— Comment, monsieur, s'écria Marguerite, vous comprenez ce que j'ai voulu vous dire et vous me laissez continuer! Comment, si, en descendant au fond de mon coeur, si, en interrogeant mes sentiments, j'y voyais l'impossibilité d'aimer… jamais… celui que l'on me présente pour mari…
— Eh bien! mais, répondit Lectoure avec le même accent, il ne faudrait pas le lui dire.
— Et pourquoi cela, monsieur?
— Parce que… mais… parce que… parce que ce serait trop naïf.

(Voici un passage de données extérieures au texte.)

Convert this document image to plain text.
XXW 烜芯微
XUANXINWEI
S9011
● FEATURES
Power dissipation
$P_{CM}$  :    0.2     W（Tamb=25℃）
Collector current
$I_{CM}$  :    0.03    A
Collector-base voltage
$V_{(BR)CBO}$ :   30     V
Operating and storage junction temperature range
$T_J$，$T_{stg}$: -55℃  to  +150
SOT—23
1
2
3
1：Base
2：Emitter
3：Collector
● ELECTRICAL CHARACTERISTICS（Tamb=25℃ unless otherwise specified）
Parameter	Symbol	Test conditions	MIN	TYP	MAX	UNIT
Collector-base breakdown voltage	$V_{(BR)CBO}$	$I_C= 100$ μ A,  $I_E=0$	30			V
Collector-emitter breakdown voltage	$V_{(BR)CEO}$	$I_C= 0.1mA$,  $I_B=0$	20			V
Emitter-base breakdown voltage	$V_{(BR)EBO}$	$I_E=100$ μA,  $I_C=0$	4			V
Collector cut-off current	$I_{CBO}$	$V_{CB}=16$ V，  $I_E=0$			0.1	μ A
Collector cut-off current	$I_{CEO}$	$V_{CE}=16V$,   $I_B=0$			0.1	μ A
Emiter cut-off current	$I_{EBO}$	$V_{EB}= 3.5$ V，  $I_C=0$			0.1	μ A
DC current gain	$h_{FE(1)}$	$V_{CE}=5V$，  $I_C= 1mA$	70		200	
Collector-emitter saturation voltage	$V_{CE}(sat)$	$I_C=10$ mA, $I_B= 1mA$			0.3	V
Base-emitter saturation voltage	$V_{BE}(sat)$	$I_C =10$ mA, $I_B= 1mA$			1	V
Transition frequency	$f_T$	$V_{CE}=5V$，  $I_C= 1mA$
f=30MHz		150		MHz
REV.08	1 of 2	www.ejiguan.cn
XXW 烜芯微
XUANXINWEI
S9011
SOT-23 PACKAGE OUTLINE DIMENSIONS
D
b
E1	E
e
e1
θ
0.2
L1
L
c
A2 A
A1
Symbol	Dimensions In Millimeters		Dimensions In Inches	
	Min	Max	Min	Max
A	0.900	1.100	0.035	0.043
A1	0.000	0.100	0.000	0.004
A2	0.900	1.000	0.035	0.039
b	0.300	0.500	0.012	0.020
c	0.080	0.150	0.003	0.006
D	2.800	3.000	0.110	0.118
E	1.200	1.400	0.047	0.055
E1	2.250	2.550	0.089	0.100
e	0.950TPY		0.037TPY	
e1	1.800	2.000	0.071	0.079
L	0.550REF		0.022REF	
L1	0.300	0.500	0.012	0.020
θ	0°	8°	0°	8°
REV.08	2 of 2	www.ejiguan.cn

— Et si cet aveu, je ne le faisais point par naïveté, monsieur; si je le faisais par délicatesse? Si j'ajoutais… et que la honte de cet aveu retombe sur ceux qui me forcent à le faire! si j'ajoutais, monsieur, que… j'ai aimé… que j'aime encore!
— Oh! quelque petit cousin, n'est-ce pas? dit négligemment Lectoure croisant une jambe sur l'autre et jouant avec son jabot. C'est une race maudite, ma parole d'honneur! que ces petits cousins. Mais heureusement on sait ce que c'est que de pareils attachements, et il n'y a pas une pensionnaire qui, à la fin des vacances, ne rentre au couvent avec une passion dans le coeur.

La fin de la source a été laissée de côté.